La Turquie a durci très fortement le ton envers l'Égypte, rappelant son ambassadeur au Caire après la répression sanglante des Frères musulmans, au risque d'atteindre un point de «non-retour» dans ses relations avec le pouvoir égyptien dirigé par l'armée, selon les analystes.

L'ambassadeur de Turquie au Caire Huseyin Avni Botsali a été rappelé jeudi soir «pour discuter des derniers développements qui se déroulent en Égypte», a déclaré à l'AFP un porte-parole du ministère turc.

L'Égypte a aussitôt répliqué en rappelant son ambassadeur en Turquie pour consultations, selon les médias égyptiens.

Le président turc Abdullah Gul a nié toute ingérence de son pays dans les affaires intérieures de l'Égypte, affirmant que les messages d'Ankara devaient être vus comme des «avertissements amicaux».

«Tous ces événements sont une honte pour le monde islamique et les pays arabes», a dit Gul, cité par l'agence Dogan News lors d'une visite en Azerbaïdjan.

«Les amis (de l'Égypte) souffrent. Je souffre pour chaque mort égyptien», a-t-il ajouté.

Les violences, les pires depuis le soulèvement en 2011 contre Hosni Moubarak, ont éclaté mercredi lorsque la police et l'armée ont voulu disperser les manifestants, faisant près de 600 morts pour la plupart des civils, dont des femmes et des enfants.

À Istanbul, plus de 1000 personnes ont manifesté devant une mosquée à l'issue de la prière, scandant : «dégage Sissi !», en référence au chef de l'armée, le général Abdel Fattah al-Sissi qui a chassé l'ancien président élu Mohamed Morsi.

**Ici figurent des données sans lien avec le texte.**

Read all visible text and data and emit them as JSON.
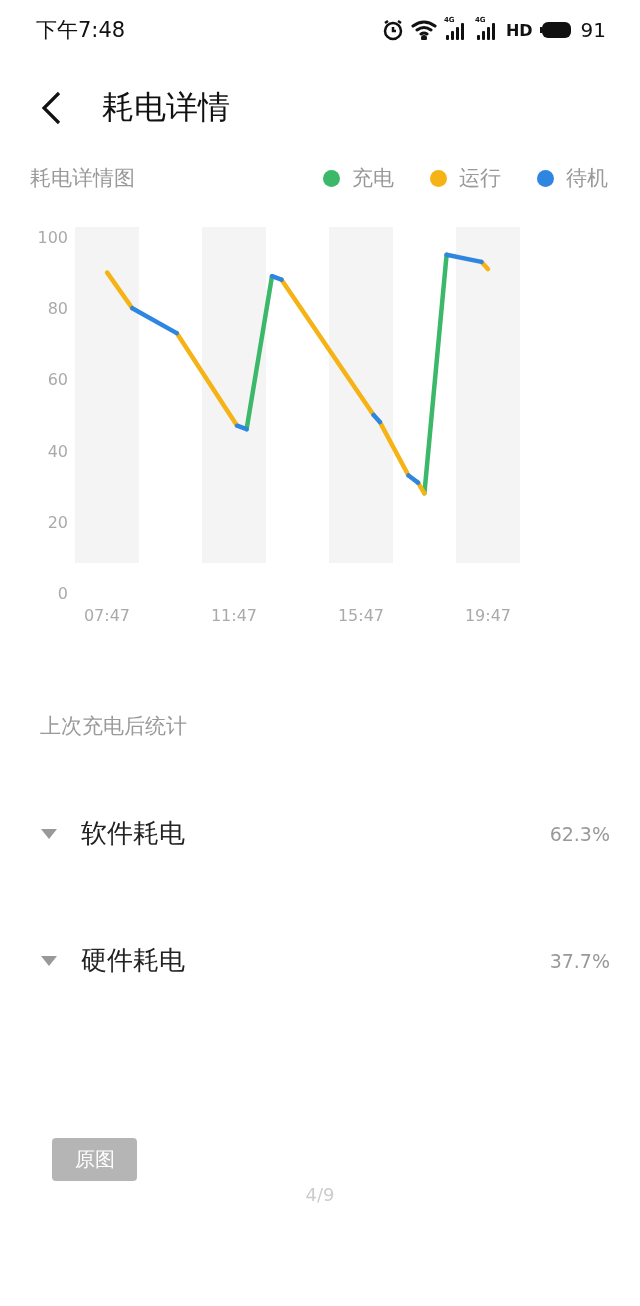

Quelque 3000 manifestants ont défilé à Ankara en direction des ambassades des États-Unis et de l'Égypte. «On ne peut arrêter le mouvement islamiste», criaient les manifestants, brandissant des portraits de Mohamed Morsi. «Ils (les militaires) se noieront dans le sang qu'ils ont répandu».

Le premier ministre turc Recep Tayyip Erdogan, chef du parti de la Justice et du développement (AKP) issu de la mouvance islamiste, avait fortement renforcé les liens entre son pays et l'Égypte sous la présidence de Mohamed Morsi, élu en juin 2012, Ankara ayant fait du Caire l'un de ses partenaires privilégiés dans sa stratégie d'influence régionale.

Le leader égyptien avait été invité au congrès annuel de l'AKP en septembre dernier, Erdogan présentant le régime turc comme le modèle d'un mariage réussi entre l'islam et la démocratie.

Erdogan qui a d'emblée condamné un «coup d'État» de l'armée en Égypte et reconnu Mohamed Morsi comme unique représentant légitime du pouvoir, avait écourté ses vacances en juillet pour participer à un sommet sur la crise égyptienne.

Faisant allusion à l'histoire récente de son pays, Erdogan avait déclaré que la Turquie avait servi de «référence» à l'Égypte, expliquant que les coups d'État militaires ne pouvaient être tolérés.

La toute-puissante armée turque, qui s'est longtemps considérée comme la gardienne de l'état séculaire en Turquie est responsable de quatre tentatives de coups d'État en un siècle.

Mais malgré les vives critiques contre les militaires après le coup de force dirigé par le général al-Sissi, les dirigeants turcs ont laissé entendre qu'ils ne rompraient pas les relations avec l'Égypte.

Les analystes estiment cependant que la répression sanglante des manifestants pro-Morsi constitue un «point de non-retour» pour la Turquie, qui rendra très difficile une réconciliation entre le gouvernement d'Erdogan et le régime militaire en Égypte.

Les violences pourraient également durement toucher les implantations turques en Égypte dont les investissements approchent les 2 milliards de dollars (1,5 milliard d'euros).

La fabrique de biscuits turcs Yildiz Holding a déjà annoncé l'arrêt de sa production en Égypte à cause de l'état d'urgence, et d'autres devraient suivre parmi les 260 sociétés turques implantées en Égypte, principalement dans le textile et la confection, ont rapporté les médias égyptiens.

À son arrivée en Turquie vendredi, l'ambassadeur au Caire Huseyin Avni Botsali a toutefois estimé qu'il y avait «une volonté commune des deux pays de ne pas affecter les relations commerciales». «Mais tout dépendra de la stabilité et de la sécurité» dans le pays, a-t-il ajouté.